Setting boundaries and knowing how to focus your time on what really matters is one of the most important life skills we can learn. There’s simply not enough time in a day for us to get to everything we would like to. That means it’s crucial to know when to prioritize and use the time when we’re fresh, alert and at our best toward our most important goals.
This is how we can maintain the right balance between work, family and life. It helps ensure we’re making the most of our time by putting our energy into the things that matter most to us.
When we blindly say yes to everything, or spread ourselves out so that we can only give part of our attention to each task, we’re sacrificing our ability to make meaningful connections with the people we love.
It can even feel exhilarating to fall into the trap of multi-tasking and that by moving around to various to-dos we’re succeeding at them all, but that’s not necessarily the case.
What you choose not to do is just as important as what you decide you will do.
Your inner impostor wants to always say “yes”
We’ve talked before about Impostor Syndrome and it’s no big surprise that chronic over-doers can also be heavily influenced by their inner impostor.
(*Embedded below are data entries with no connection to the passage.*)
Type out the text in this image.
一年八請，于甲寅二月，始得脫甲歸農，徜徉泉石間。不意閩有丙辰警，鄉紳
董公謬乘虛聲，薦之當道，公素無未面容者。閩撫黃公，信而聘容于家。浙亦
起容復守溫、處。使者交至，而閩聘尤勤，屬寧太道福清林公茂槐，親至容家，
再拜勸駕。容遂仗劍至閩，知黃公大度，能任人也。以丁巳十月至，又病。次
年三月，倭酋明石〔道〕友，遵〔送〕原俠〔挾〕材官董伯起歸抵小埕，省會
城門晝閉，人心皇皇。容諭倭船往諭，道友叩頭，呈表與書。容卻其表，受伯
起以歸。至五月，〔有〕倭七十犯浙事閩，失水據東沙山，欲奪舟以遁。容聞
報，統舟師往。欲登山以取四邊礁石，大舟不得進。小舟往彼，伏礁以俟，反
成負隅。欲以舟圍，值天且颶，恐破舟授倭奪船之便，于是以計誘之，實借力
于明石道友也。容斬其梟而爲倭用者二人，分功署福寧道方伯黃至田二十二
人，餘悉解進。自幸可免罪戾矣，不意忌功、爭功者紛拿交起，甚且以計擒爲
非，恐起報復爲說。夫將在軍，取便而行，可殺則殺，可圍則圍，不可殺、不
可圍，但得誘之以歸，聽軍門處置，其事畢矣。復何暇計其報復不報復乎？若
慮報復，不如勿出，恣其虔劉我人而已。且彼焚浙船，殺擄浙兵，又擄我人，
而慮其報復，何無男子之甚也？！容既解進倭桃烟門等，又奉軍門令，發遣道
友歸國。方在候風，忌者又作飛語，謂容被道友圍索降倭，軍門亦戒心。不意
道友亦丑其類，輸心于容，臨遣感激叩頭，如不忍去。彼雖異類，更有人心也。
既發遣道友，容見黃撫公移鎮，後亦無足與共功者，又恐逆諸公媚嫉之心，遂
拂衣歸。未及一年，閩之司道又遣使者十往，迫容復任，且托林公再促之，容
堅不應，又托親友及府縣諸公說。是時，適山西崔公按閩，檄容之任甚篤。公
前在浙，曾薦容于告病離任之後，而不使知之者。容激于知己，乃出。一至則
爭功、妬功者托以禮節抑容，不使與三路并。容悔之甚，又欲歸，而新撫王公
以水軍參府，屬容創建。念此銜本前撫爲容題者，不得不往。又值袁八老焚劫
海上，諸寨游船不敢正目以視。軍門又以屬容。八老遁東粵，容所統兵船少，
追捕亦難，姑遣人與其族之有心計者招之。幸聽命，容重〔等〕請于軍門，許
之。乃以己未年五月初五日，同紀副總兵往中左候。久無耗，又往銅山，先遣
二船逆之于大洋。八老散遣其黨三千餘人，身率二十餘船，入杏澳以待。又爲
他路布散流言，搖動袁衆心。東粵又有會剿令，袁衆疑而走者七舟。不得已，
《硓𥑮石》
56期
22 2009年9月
It can feel great to get more validation from the reaction to our workload than the actual work itself. Sometimes people can become almost emotionally addicted to the feedback loop they can find themselves in by constantly posting about how hard they’re working and being reinforced by others with the same mindset.
Working hard is one thing, but the need to constantly tell others how hard you’re working is a sign that you’re looking more for short-term external recognition than building long-term meaningful purpose from the habits and tasks that make up your daily life.
For some of us, at the core of our need to keep doing more is a deep fear of failure. The pace of work and life that drives over-achieving isn’t sustainable in the long run, and the physical and mental results make it harder to succeed the longer it’s kept up.
The best way to contribute to any area of your life — work, family, creativity, mental well-being, physical health — is to make sure you’re devoting time to them all in a way that makes you feel whole and valued.